Стаффорд помедлил, но тщеславие пересилило: он слишком гордился своими идеями и ему хотелось поразить ее — независимый историк открывает глаза академической науке.

— Я не буду вам открывать всех карт, — сказал он, — и ограничусь следующим. Действительно, все современные исследования по Эхнатону упоминают возможность того или иного заболевания. Но как второстепенное обстоятельство, как простую сноску на странице. Отметить и пойти дальше. Однако если это правда, то только представьте, что это может означать. Молодого человека неожиданно поражает ужасная и уродующая его болезнь. И не просто молодого человека, а обладающего практически неограниченной властью, которого льстивое окружение считает живущим богом. Вам не кажется, что это могло послужить катализатором всех новшеств и нововведений? Жрецы, выдающие его уродство не за проклятие, а за благословение? Художники, старающиеся представить безобразное прекрасным? Эхнатон постоянно клянется никогда не покидать Амарну, потому что здесь находился духовный дом его нового бога Атона. Но его заверения больше похожи на уловки испуганного юноши, ищущего предлог остаться дома. Амарна стала его убежищем. А окружение ни за что бы не осмелилось подвергнуть его слова сомнению.

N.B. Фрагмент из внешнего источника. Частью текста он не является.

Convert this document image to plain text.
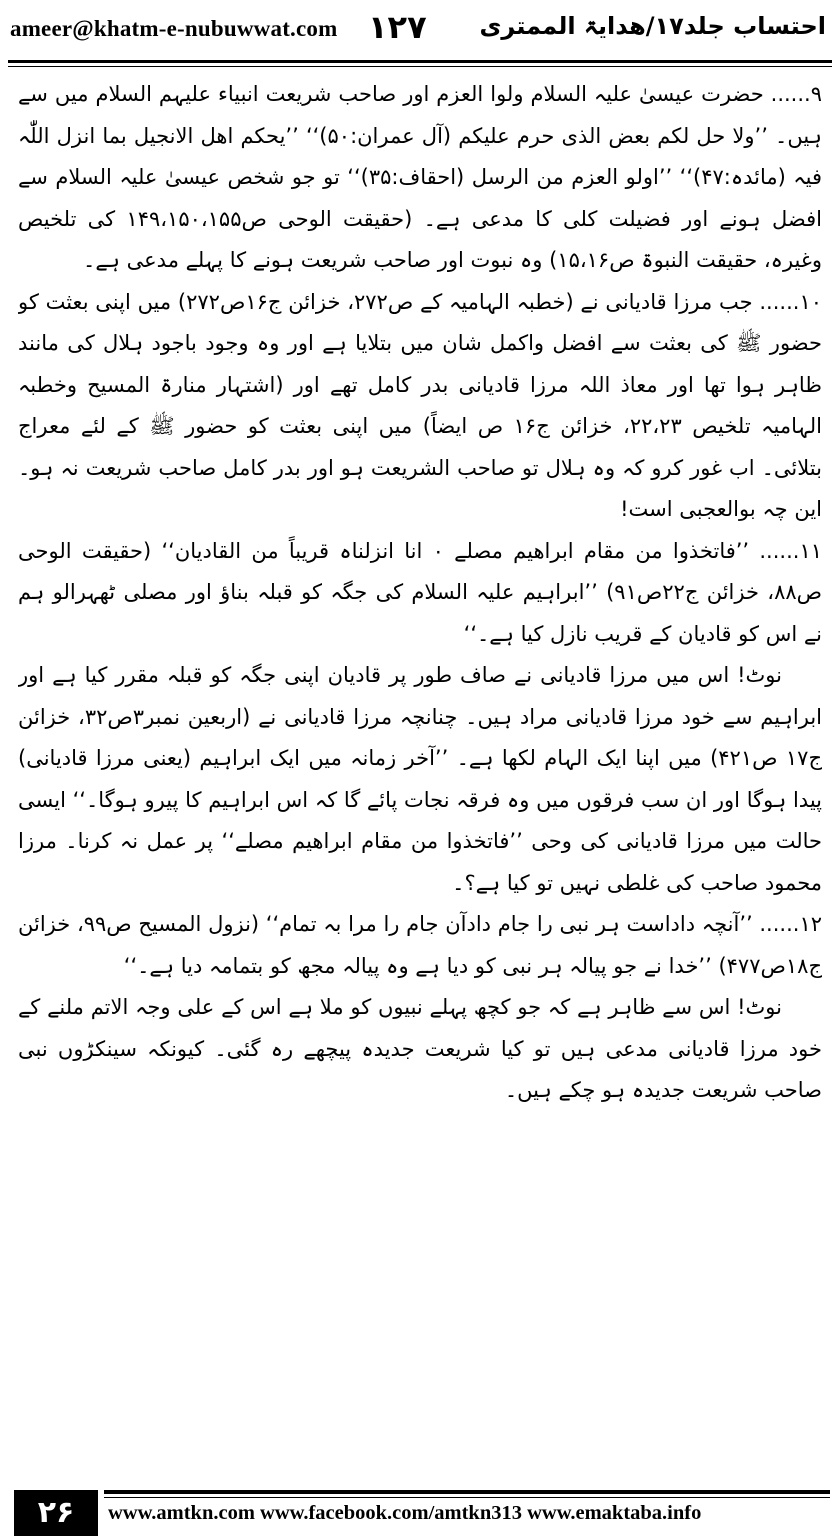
ameer@khatm-e-nubuwwat.com ۱۲۷ احتساب جلد۱۷/ھدایۃ الممتری

۹...... حضرت عیسیٰ علیہ السلام ولوا العزم اور صاحب شریعت انبیاء علیہم السلام میں سے ہیں۔ ’’ولا حل لکم بعض الذی حرم علیکم (آل عمران:۵۰)‘‘ ’’یحکم اھل الانجیل بما انزل اللّٰہ فیہ (مائدہ:۴۷)‘‘ ’’اولو العزم من الرسل (احقاف:۳۵)‘‘ تو جو شخص عیسیٰ علیہ السلام سے افضل ہونے اور فضیلت کلی کا مدعی ہے۔ (حقیقت الوحی ص۱۴۹،۱۵۰،۱۵۵ کی تلخیص وغیرہ، حقیقت النبوۃ ص۱۵،۱۶) وہ نبوت اور صاحب شریعت ہونے کا پہلے مدعی ہے۔

۱۰...... جب مرزا قادیانی نے (خطبہ الہامیہ کے ص۲۷۲، خزائن ج۱۶ص۲۷۲) میں اپنی بعثت کو حضور ﷺ کی بعثت سے افضل واکمل شان میں بتلایا ہے اور وہ وجود باجود ہلال کی مانند ظاہر ہوا تھا اور معاذ اللہ مرزا قادیانی بدر کامل تھے اور (اشتہار منارۃ المسیح وخطبہ الہامیہ تلخیص ۲۲،۲۳، خزائن ج۱۶ ص ایضاً) میں اپنی بعثت کو حضور ﷺ کے لئے معراج بتلائی۔ اب غور کرو کہ وہ ہلال تو صاحب الشریعت ہو اور بدر کامل صاحب شریعت نہ ہو۔ این چہ بوالعجبی است!

۱۱...... ’’فاتخذوا من مقام ابراھیم مصلے ۰ انا انزلناہ قریباً من القادیان‘‘ (حقیقت الوحی ص۸۸، خزائن ج۲۲ص۹۱) ’’ابراہیم علیہ السلام کی جگہ کو قبلہ بناؤ اور مصلی ٹھہرالو ہم نے اس کو قادیان کے قریب نازل کیا ہے۔‘‘

نوٹ! اس میں مرزا قادیانی نے صاف طور پر قادیان اپنی جگہ کو قبلہ مقرر کیا ہے اور ابراہیم سے خود مرزا قادیانی مراد ہیں۔ چنانچہ مرزا قادیانی نے (اربعین نمبر۳ص۳۲، خزائن ج۱۷ ص۴۲۱) میں اپنا ایک الہام لکھا ہے۔ ’’آخر زمانہ میں ایک ابراہیم (یعنی مرزا قادیانی) پیدا ہوگا اور ان سب فرقوں میں وہ فرقہ نجات پائے گا کہ اس ابراہیم کا پیرو ہوگا۔‘‘ ایسی حالت میں مرزا قادیانی کی وحی ’’فاتخذوا من مقام ابراھیم مصلے‘‘ پر عمل نہ کرنا۔ مرزا محمود صاحب کی غلطی نہیں تو کیا ہے؟۔

۱۲...... ’’آنچہ داداست ہر نبی را جام دادآن جام را مرا بہ تمام‘‘ (نزول المسیح ص۹۹، خزائن ج۱۸ص۴۷۷) ’’خدا نے جو پیالہ ہر نبی کو دیا ہے وہ پیالہ مجھ کو بتمامہ دیا ہے۔‘‘

نوٹ! اس سے ظاہر ہے کہ جو کچھ پہلے نبیوں کو ملا ہے اس کے علی وجہ الاتم ملنے کے خود مرزا قادیانی مدعی ہیں تو کیا شریعت جدیدہ پیچھے رہ گئی۔ کیونکہ سینکڑوں نبی صاحب شریعت جدیدہ ہو چکے ہیں۔

۲۶	www.amtkn.com www.facebook.com/amtkn313 www.emaktaba.info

— Возможно, — согласилась Гейл.

— Возможно — неправильное слово! — воскликнул Стаффорд. — Болезнь все объясняет. И дети его умерли молодыми.

Они проехали мимо последнего поля, огороженного тонким рядом деревьев, и перед ними раскинулась настоящая пустыня, где не встретишь ничего, кроме желтых дюн и остроконечного хребта песчаника.

— Господи! — не удержалась Лили от восторга.

— Чудесный вид, — согласилась Гейл.

Здесь все напоминало пограничную полосу, где роль часовых, не пускающих враждебные пески, выполняли водонапорные башни, расположенные в километре-двух друг от друга. Она показала вперед через смотровое стекло:

— Видите то огороженное стеной строение? Туда мы и направляемся. Раньше здесь находилась электростанция, но потом южнее построили новую, и Фатима сюда переехала. Это место почти точно посередине между Гермополисом и Тюна-эль-Габель, что…

— Извините, если мой рассказ вам показался неинтересным, — сказал Стаффорд.

— Вовсе нет, — запротестовала Гейл. — Вы упомянули, что дети Эхнатона умерли в молодости.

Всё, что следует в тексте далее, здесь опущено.